I'm just starting out with R and trying to get a grasp of some of the built in functions. I'm trying to organize a basic FASTA text file that looks like this:
>ID1
AGAATAGCCAGAACCGTTTCTCTGAGGCTTCC
>ID2
TCCAATTAAGTCCCTATCCAGGCGCTCCG
>ID3
GAACCGGAGAACGCTTCAGACCAGCCCGGAC
Into a table that'd look something like this:
ID Sequence
ID1 AGAATAGCCAGAACCGTTTCTCTGAGGCTTCC
ID2 TCCAATTAAGTCCCTATCCAGGCGCTCCG
ID3 GAACCGGAGAACGCTTCAGACCAGCCCGGAC
Or at least something organized in a similar manner. Unfortunately, whenever I try to use read.table
, I'm forced to set fill = TRUE
, to avoid the following error:
> read.table("ReadingText.txt", header=F, fill=F, sep=">")

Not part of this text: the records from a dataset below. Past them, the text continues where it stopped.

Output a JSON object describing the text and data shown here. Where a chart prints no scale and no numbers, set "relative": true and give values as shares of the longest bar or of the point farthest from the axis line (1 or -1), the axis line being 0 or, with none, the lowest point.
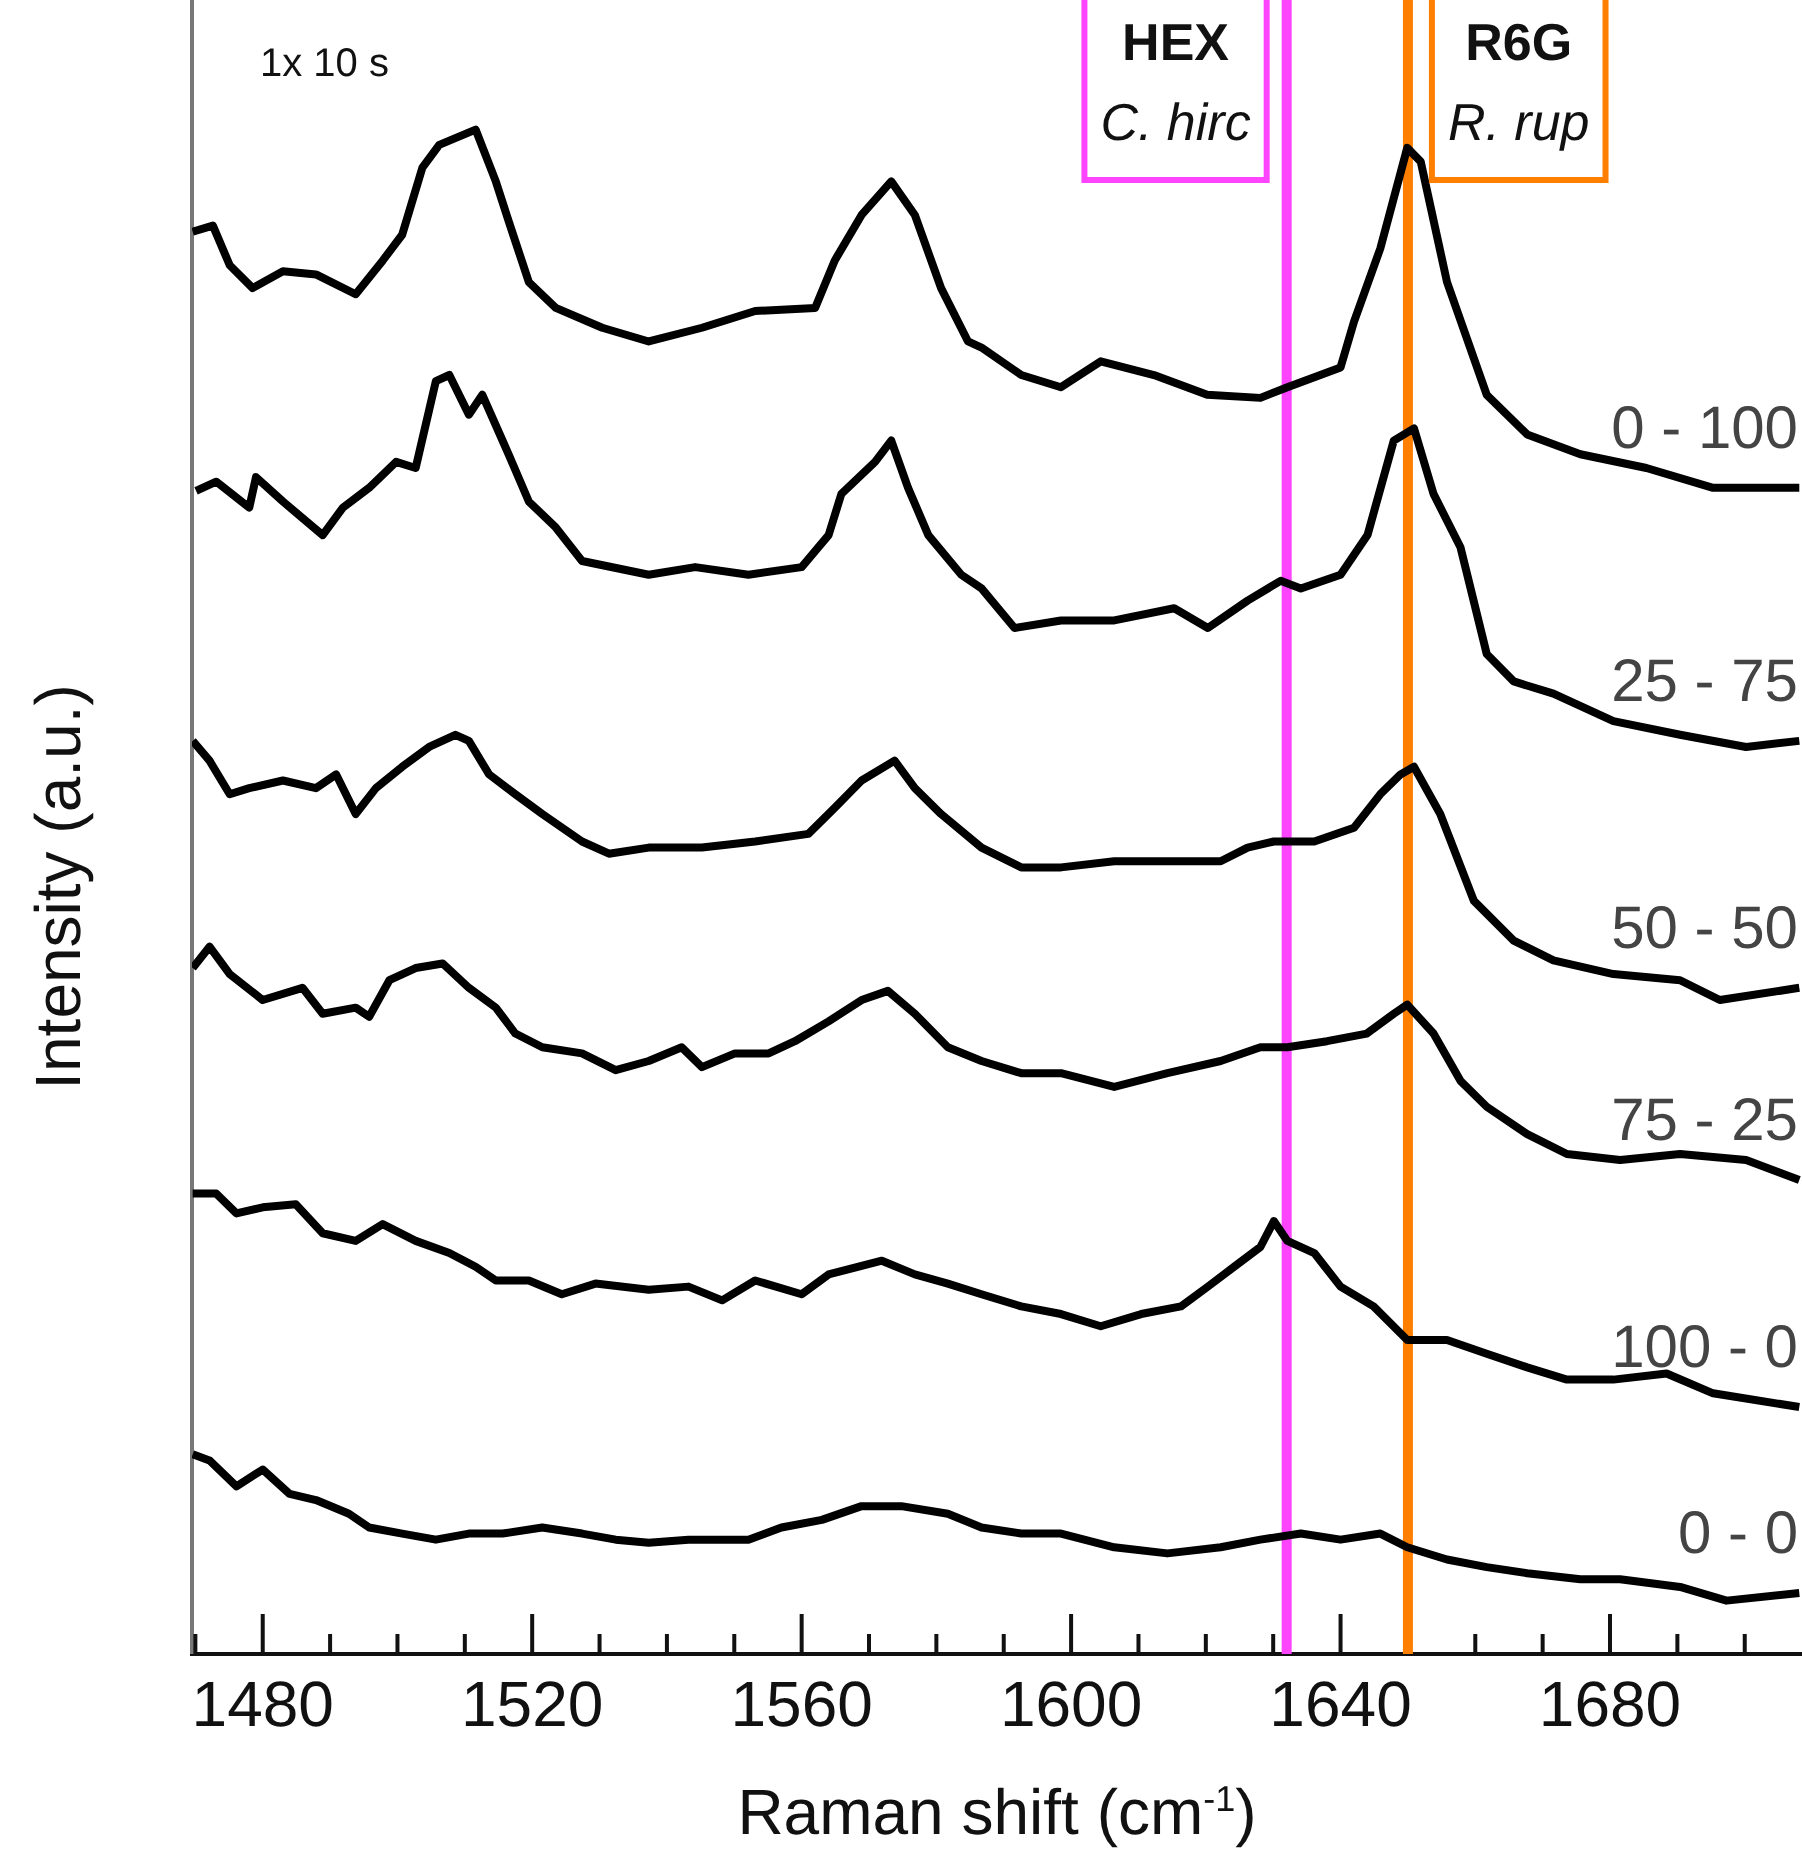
{
  "chart_data": {
    "type": "line",
    "relative": true,
    "xlabel": "Raman shift (cm$^{-1}$)",
    "ylabel": "Intensity (a.u.)",
    "xlim": [
      1469.5,
      1708.5
    ],
    "xticks": [
      {
        "value": 1470,
        "label": null
      },
      1480,
      {
        "value": 1490,
        "label": null
      },
      {
        "value": 1500,
        "label": null
      },
      {
        "value": 1510,
        "label": null
      },
      1520,
      {
        "value": 1530,
        "label": null
      },
      {
        "value": 1540,
        "label": null
      },
      {
        "value": 1550,
        "label": null
      },
      1560,
      {
        "value": 1570,
        "label": null
      },
      {
        "value": 1580,
        "label": null
      },
      {
        "value": 1590,
        "label": null
      },
      1600,
      {
        "value": 1610,
        "label": null
      },
      {
        "value": 1620,
        "label": null
      },
      {
        "value": 1630,
        "label": null
      },
      1640,
      {
        "value": 1650,
        "label": null
      },
      {
        "value": 1660,
        "label": null
      },
      {
        "value": 1670,
        "label": null
      },
      1680,
      {
        "value": 1690,
        "label": null
      },
      {
        "value": 1700,
        "label": null
      }
    ],
    "ref_lines": [
      {
        "axis": "x",
        "value": 1632,
        "label": "HEX\nC. hirc",
        "color": "#ff44ff"
      },
      {
        "axis": "x",
        "value": 1650,
        "label": "R6G\nR. rup",
        "color": "#ff8000"
      }
    ],
    "annotations": [
      "1x 10 s"
    ],
    "series": [
      {
        "name": "0 - 100",
        "color": "#000000",
        "x": [
          1469.6,
          1472.6,
          1475.1,
          1478.5,
          1483,
          1487.9,
          1493.8,
          1497.8,
          1500.7,
          1503.7,
          1506.2,
          1511.6,
          1514.6,
          1516.5,
          1519.5,
          1523.5,
          1530.4,
          1537.3,
          1545.2,
          1553.1,
          1562,
          1564.9,
          1568.9,
          1573.3,
          1576.8,
          1580.7,
          1584.7,
          1586.7,
          1592.6,
          1598.5,
          1604.4,
          1612.3,
          1620.2,
          1628.1,
          1632.1,
          1640,
          1642,
          1645.9,
          1649.9,
          1651.9,
          1655.8,
          1661.7,
          1667.7,
          1675.6,
          1685.4,
          1695.3,
          1708.1
        ],
        "values": [
          0.933,
          0.937,
          0.911,
          0.896,
          0.907,
          0.905,
          0.892,
          0.914,
          0.931,
          0.975,
          0.99,
          1,
          0.966,
          0.94,
          0.9,
          0.883,
          0.87,
          0.861,
          0.87,
          0.881,
          0.883,
          0.914,
          0.944,
          0.966,
          0.944,
          0.896,
          0.861,
          0.857,
          0.839,
          0.831,
          0.848,
          0.839,
          0.826,
          0.824,
          0.831,
          0.844,
          0.874,
          0.922,
          0.988,
          0.979,
          0.9,
          0.826,
          0.8,
          0.787,
          0.778,
          0.765,
          0.765
        ]
      },
      {
        "name": "25 - 75",
        "color": "#000000",
        "x": [
          1470.1,
          1473.1,
          1478,
          1479,
          1483,
          1488.9,
          1491.9,
          1495.8,
          1499.8,
          1502.7,
          1505.7,
          1507.7,
          1510.6,
          1512.6,
          1516.5,
          1519.5,
          1523.5,
          1527.4,
          1537.3,
          1544.2,
          1552.1,
          1560,
          1564,
          1565.9,
          1570.9,
          1573.3,
          1575.8,
          1578.8,
          1583.7,
          1586.7,
          1591.6,
          1598.5,
          1606.4,
          1615.3,
          1620.3,
          1626.2,
          1631.1,
          1634.1,
          1640,
          1644,
          1647.9,
          1650.9,
          1653.8,
          1657.8,
          1661.7,
          1665.7,
          1671.6,
          1680.5,
          1690.4,
          1700.2,
          1708.1
        ],
        "values": [
          0.763,
          0.769,
          0.752,
          0.772,
          0.756,
          0.734,
          0.752,
          0.765,
          0.782,
          0.778,
          0.835,
          0.839,
          0.813,
          0.826,
          0.787,
          0.756,
          0.739,
          0.717,
          0.708,
          0.713,
          0.708,
          0.713,
          0.734,
          0.761,
          0.782,
          0.796,
          0.765,
          0.734,
          0.708,
          0.699,
          0.673,
          0.678,
          0.678,
          0.686,
          0.673,
          0.691,
          0.704,
          0.699,
          0.708,
          0.734,
          0.796,
          0.804,
          0.761,
          0.726,
          0.656,
          0.638,
          0.63,
          0.612,
          0.603,
          0.595,
          0.599
        ]
      },
      {
        "name": "50 - 50",
        "color": "#000000",
        "x": [
          1469.6,
          1472.1,
          1475.1,
          1478,
          1483,
          1487.9,
          1490.9,
          1493.8,
          1496.8,
          1500.7,
          1504.7,
          1508.6,
          1510.6,
          1513.6,
          1517.5,
          1521.5,
          1527.4,
          1531.4,
          1537.3,
          1545.2,
          1553.1,
          1561,
          1564.9,
          1568.9,
          1573.8,
          1576.8,
          1580.7,
          1586.7,
          1592.6,
          1598.5,
          1606.4,
          1616.3,
          1622.2,
          1626.2,
          1630.1,
          1636.1,
          1642,
          1645.9,
          1648.9,
          1650.9,
          1654.8,
          1659.8,
          1665.7,
          1671.6,
          1680.5,
          1690.4,
          1696.3,
          1708.1
        ],
        "values": [
          0.599,
          0.586,
          0.564,
          0.568,
          0.573,
          0.568,
          0.577,
          0.551,
          0.568,
          0.582,
          0.595,
          0.603,
          0.599,
          0.577,
          0.564,
          0.551,
          0.533,
          0.525,
          0.529,
          0.529,
          0.533,
          0.538,
          0.555,
          0.573,
          0.586,
          0.568,
          0.551,
          0.529,
          0.516,
          0.516,
          0.52,
          0.52,
          0.52,
          0.529,
          0.533,
          0.533,
          0.542,
          0.564,
          0.577,
          0.582,
          0.551,
          0.494,
          0.468,
          0.455,
          0.446,
          0.442,
          0.429,
          0.437
        ]
      },
      {
        "name": "75 - 25",
        "color": "#000000",
        "x": [
          1469.6,
          1472.1,
          1475.1,
          1480,
          1485.9,
          1488.9,
          1493.8,
          1495.8,
          1498.8,
          1502.7,
          1506.7,
          1510.6,
          1514.6,
          1517.5,
          1521.5,
          1527.4,
          1532.4,
          1537.3,
          1542.2,
          1545.2,
          1550.1,
          1555.1,
          1559,
          1564,
          1568.9,
          1572.8,
          1576.8,
          1581.7,
          1586.7,
          1592.6,
          1598.5,
          1606.4,
          1614.3,
          1622.2,
          1628.1,
          1632.1,
          1638,
          1643.9,
          1647.9,
          1649.9,
          1653.8,
          1657.8,
          1661.7,
          1667.7,
          1673.6,
          1681.5,
          1690.4,
          1700.2,
          1708.1
        ],
        "values": [
          0.45,
          0.464,
          0.446,
          0.429,
          0.437,
          0.42,
          0.424,
          0.418,
          0.442,
          0.45,
          0.453,
          0.437,
          0.424,
          0.407,
          0.398,
          0.394,
          0.383,
          0.389,
          0.398,
          0.385,
          0.394,
          0.394,
          0.402,
          0.415,
          0.429,
          0.435,
          0.42,
          0.398,
          0.389,
          0.381,
          0.381,
          0.372,
          0.381,
          0.389,
          0.398,
          0.398,
          0.402,
          0.407,
          0.42,
          0.426,
          0.407,
          0.376,
          0.359,
          0.341,
          0.328,
          0.324,
          0.328,
          0.324,
          0.311
        ]
      },
      {
        "name": "100 - 0",
        "color": "#000000",
        "x": [
          1469.6,
          1473.1,
          1476.1,
          1480,
          1484.9,
          1488.9,
          1493.8,
          1497.8,
          1502.7,
          1507.7,
          1511.6,
          1514.6,
          1519.5,
          1524.4,
          1529.4,
          1537.3,
          1543.2,
          1548.2,
          1553.1,
          1560,
          1564,
          1571.9,
          1576.8,
          1581.7,
          1586.7,
          1592.6,
          1598.5,
          1604.4,
          1610.4,
          1616.3,
          1620.3,
          1624.2,
          1628.1,
          1630.1,
          1632.1,
          1636.1,
          1640,
          1644.9,
          1649.9,
          1655.8,
          1661.7,
          1667.7,
          1673.6,
          1680.5,
          1688.4,
          1695.3,
          1708.1
        ],
        "values": [
          0.302,
          0.302,
          0.289,
          0.293,
          0.295,
          0.276,
          0.271,
          0.282,
          0.271,
          0.263,
          0.254,
          0.245,
          0.245,
          0.236,
          0.243,
          0.239,
          0.241,
          0.232,
          0.245,
          0.236,
          0.249,
          0.258,
          0.249,
          0.243,
          0.236,
          0.228,
          0.223,
          0.215,
          0.223,
          0.228,
          0.241,
          0.254,
          0.267,
          0.284,
          0.271,
          0.263,
          0.241,
          0.228,
          0.206,
          0.206,
          0.197,
          0.188,
          0.18,
          0.18,
          0.184,
          0.171,
          0.162
        ]
      },
      {
        "name": "0 - 0",
        "color": "#000000",
        "x": [
          1469.6,
          1472.1,
          1476.1,
          1480,
          1484,
          1487.9,
          1492.8,
          1495.8,
          1500.7,
          1505.7,
          1510.6,
          1515.6,
          1521.5,
          1527.4,
          1532.4,
          1537.3,
          1543.2,
          1548.2,
          1552.1,
          1557,
          1563,
          1568.9,
          1574.8,
          1581.7,
          1586.7,
          1592.6,
          1598.5,
          1606.4,
          1614.3,
          1622.2,
          1628.1,
          1634.1,
          1640,
          1645.9,
          1649.9,
          1655.8,
          1661.7,
          1667.7,
          1675.6,
          1681.5,
          1690.4,
          1697.3,
          1708.1
        ],
        "values": [
          0.131,
          0.127,
          0.11,
          0.121,
          0.105,
          0.101,
          0.092,
          0.083,
          0.079,
          0.075,
          0.079,
          0.079,
          0.083,
          0.079,
          0.075,
          0.073,
          0.075,
          0.075,
          0.075,
          0.083,
          0.088,
          0.097,
          0.097,
          0.092,
          0.083,
          0.079,
          0.079,
          0.07,
          0.066,
          0.07,
          0.075,
          0.079,
          0.075,
          0.079,
          0.07,
          0.062,
          0.057,
          0.053,
          0.049,
          0.049,
          0.044,
          0.035,
          0.04
        ]
      }
    ]
  }
}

Error in scan(file, what, nmax, sep, dec, quote, skip, nlines, na.strings, :
line 2 did not have 2 elements
Setting fill = TRUE
doesn't solve the problem as it just introduces unwanted blank fields. I feel like my problem is that R wants to treat each new line from the input as a new row in the output, whereas I'm expecting it to start a new row only at each ">" and move to the next column of the same row at each new line of the input.
So, how would you get this to work? Is read.table just the wrong function to be trying to do this with or is there something else? Also, I'd really like to accomplish this without using any packages! I want to get a good grasp of the built-in functions in R.
Thanks for taking the time to read this and apologies if I've done anything wrong posting this here. This is the first time I've asked anything.